# Relational Algebra

## Introduction #

**Relational algebra** is a language that represents a logical query plan for translating SQL queries into underlying actions. This is useful because SQL queries don’t save information for the *order* in which operations are carried out. As you’ll see, several different ways of processing the same query could lead to the same result.

It represents *how* we perform operations on sets to achieve the desired result. In contrast,
relational calculus represents the result (the *what* of a calculation).
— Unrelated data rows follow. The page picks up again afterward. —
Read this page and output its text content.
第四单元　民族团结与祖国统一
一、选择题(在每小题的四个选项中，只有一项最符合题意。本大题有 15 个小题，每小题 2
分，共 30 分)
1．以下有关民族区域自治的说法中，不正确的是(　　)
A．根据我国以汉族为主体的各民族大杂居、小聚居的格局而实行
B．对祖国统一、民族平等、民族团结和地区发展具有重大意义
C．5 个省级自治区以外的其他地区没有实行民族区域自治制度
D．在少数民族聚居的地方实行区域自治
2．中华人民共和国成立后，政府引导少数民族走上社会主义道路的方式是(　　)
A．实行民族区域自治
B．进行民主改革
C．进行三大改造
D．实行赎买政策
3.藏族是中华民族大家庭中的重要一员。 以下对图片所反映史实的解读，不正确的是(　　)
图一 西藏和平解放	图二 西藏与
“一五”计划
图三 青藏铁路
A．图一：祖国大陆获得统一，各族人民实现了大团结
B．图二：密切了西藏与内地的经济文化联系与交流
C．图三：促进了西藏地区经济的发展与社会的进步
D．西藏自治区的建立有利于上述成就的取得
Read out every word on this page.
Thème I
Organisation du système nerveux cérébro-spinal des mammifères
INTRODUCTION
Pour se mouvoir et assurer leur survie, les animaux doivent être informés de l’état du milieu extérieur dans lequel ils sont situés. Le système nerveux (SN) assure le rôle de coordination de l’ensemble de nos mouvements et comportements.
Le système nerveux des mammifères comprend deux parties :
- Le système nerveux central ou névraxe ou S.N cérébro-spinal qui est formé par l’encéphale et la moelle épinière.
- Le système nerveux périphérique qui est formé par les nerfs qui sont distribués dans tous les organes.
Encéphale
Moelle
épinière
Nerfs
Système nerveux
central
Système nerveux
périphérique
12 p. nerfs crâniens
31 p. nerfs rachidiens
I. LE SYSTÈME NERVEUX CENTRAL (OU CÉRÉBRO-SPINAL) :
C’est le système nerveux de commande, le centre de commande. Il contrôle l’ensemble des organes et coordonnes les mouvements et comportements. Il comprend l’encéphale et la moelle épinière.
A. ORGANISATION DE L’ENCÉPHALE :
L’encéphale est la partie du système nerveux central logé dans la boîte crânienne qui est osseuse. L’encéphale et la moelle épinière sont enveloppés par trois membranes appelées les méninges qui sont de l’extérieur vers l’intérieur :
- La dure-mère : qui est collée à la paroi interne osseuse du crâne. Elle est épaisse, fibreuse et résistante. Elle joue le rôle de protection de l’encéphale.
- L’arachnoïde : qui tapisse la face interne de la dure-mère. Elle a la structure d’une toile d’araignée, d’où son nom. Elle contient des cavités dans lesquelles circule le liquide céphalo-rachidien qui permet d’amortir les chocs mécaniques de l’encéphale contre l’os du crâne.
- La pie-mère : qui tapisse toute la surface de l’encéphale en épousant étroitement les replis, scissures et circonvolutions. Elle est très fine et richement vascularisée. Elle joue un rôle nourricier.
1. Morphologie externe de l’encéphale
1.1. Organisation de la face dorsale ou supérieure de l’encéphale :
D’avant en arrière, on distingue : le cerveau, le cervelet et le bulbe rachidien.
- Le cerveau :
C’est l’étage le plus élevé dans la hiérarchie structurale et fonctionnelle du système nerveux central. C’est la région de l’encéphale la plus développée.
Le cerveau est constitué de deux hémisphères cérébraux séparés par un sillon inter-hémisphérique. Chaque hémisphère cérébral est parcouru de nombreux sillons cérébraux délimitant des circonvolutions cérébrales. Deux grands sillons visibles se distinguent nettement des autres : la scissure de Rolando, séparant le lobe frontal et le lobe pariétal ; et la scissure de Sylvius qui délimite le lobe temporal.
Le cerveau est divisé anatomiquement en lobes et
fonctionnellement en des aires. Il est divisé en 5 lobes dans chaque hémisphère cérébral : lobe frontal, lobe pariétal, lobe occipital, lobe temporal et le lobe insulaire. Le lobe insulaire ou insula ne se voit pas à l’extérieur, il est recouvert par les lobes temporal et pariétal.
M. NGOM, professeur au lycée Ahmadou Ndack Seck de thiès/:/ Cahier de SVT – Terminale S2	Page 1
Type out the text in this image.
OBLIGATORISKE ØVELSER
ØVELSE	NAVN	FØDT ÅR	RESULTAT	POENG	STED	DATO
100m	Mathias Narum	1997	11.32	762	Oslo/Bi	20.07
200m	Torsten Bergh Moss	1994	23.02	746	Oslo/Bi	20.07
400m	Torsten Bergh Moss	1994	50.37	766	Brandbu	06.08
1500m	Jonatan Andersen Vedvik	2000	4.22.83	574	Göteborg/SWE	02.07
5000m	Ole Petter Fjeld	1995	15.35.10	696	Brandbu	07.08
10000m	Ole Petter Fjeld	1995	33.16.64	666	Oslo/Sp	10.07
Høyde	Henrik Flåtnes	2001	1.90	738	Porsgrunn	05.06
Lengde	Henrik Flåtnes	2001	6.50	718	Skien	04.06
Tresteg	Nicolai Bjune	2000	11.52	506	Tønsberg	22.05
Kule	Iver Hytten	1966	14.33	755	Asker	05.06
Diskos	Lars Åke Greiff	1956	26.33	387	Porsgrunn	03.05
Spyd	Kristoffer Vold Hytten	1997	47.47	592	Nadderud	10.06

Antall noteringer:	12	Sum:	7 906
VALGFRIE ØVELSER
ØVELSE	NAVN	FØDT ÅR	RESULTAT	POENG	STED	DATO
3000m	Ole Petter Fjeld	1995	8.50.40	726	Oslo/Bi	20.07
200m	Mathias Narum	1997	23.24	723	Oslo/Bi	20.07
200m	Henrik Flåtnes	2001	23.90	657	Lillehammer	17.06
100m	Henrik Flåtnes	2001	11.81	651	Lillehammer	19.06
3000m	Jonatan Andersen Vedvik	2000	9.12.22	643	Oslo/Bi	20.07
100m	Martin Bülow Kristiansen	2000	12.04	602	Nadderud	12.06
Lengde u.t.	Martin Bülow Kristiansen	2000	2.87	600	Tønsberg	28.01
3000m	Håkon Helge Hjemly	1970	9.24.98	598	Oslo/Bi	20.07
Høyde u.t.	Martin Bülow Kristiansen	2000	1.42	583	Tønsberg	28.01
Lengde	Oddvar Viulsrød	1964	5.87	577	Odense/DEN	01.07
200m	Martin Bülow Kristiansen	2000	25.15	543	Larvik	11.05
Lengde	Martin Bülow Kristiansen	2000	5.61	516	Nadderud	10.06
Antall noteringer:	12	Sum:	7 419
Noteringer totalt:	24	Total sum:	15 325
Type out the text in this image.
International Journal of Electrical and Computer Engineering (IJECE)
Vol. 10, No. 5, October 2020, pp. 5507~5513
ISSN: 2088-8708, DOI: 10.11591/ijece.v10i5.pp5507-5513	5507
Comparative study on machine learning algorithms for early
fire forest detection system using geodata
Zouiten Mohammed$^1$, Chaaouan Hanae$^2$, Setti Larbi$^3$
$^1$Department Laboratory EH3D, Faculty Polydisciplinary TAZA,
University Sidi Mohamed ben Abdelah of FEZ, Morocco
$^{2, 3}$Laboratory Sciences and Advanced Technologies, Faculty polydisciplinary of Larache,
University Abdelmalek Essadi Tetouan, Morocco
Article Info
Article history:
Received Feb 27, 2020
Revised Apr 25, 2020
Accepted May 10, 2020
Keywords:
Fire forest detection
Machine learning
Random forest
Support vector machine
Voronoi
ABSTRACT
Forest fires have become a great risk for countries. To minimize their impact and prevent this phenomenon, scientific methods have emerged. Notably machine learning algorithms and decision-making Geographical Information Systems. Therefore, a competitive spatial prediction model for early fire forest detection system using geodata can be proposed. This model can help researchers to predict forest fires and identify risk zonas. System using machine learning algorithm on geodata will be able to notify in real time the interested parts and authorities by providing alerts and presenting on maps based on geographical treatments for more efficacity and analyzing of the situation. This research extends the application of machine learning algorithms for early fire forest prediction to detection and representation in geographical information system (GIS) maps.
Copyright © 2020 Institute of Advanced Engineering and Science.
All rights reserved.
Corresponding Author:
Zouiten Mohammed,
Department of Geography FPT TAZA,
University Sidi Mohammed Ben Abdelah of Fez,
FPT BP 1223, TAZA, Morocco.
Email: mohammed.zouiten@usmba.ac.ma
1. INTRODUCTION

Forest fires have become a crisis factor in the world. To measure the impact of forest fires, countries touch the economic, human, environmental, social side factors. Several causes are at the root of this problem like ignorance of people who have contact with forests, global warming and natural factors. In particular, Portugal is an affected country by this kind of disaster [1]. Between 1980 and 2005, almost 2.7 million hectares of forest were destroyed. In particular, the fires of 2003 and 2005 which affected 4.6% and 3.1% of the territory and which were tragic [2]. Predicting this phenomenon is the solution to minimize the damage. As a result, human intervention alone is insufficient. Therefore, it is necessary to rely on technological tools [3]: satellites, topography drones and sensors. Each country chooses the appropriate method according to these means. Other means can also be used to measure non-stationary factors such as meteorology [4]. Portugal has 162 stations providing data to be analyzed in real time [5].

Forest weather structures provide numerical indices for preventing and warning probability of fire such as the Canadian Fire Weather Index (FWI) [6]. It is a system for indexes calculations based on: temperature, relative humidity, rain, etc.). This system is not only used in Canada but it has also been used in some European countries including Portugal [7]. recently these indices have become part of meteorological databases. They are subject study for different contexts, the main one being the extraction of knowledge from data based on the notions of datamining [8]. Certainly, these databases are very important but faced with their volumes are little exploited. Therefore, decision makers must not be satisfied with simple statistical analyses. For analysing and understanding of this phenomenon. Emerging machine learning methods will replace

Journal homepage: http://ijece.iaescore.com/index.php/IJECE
We won’t cover relational calculus in this class, since everything that can be represented with relational calculus can be equivalently represented in relational algebra.

## Relevant Materials #

## Operators #

### Unary Operators #

Unary operators work on a **single relation.**

**Projection**: $\pi$ (pi)- Retains only desired columns (vertical)
- Example:
`SELECT name FROM R`

becomes $\pi_{name}(R)$

**Selection**: $\sigma$ (sigma)- Retains only a subset of rows (horizontal)
- Example:
`SELECT * FROM R WHERE id = 100`

becomes $\sigma_{id=100}(R)$

**Renaming**: $\rho$ (rho)- rename attributes and relations
- Example: $\rho((1 \to sid1, 4 \to sid2), S)$ renames the 1st and 4th columns to
`sid1`

and`sid2`

respectively

### Binary Operators #

Binary operators work on **pairs of relations.**

- Union: $\cup$
- Or operator: either in r1 or r2
- Equivalent to
`UNION`

in SQL (doesn’t keep duplicates:`UNION ALL`

does)

- Set difference: $-$
- Tuples in r1, but not in r2
- Equivalent to
`EXCEPT`

in SQL

- Cross product: $\times$
- Joins r1 with all r2
- Equivalent to
`FROM r1, r2...`

in SQL

The schemas for both relations must be identical for union and set difference.

### Compound Operators #

Compound operators are macros (shorthand) for several unary or binary operators together.

- Intersection: $\cap$
- And operator: both in r1 and r2

- Joins: $\bowtie$, $\Join_\theta$
- Combine relations that satisfy predicates (combination of cross product, selection)
- Theta join ($\Join_{\theta}$): join on any logical expression $\theta$
- Natural join ($\Join$): equi-join on all matching column names
- $R \Join S = \pi_{unique cols} \sigma_{matching cols equal}(R \times S)$

### Extended Relational Algebra #

- Group by: $\gamma$
- Usage: $\gamma_{age, AVG(rating),COUNT(*)>2}(S)$ =
`GROUP BY age, AVG(rating) HAVING COUNT(*)>2`

- Usage: $\gamma_{age, AVG(rating),COUNT(*)>2}(S)$ =

## Converting SQL to Relational Algebra #

Here’s my process for converting between SQL queries and Relational Algebra!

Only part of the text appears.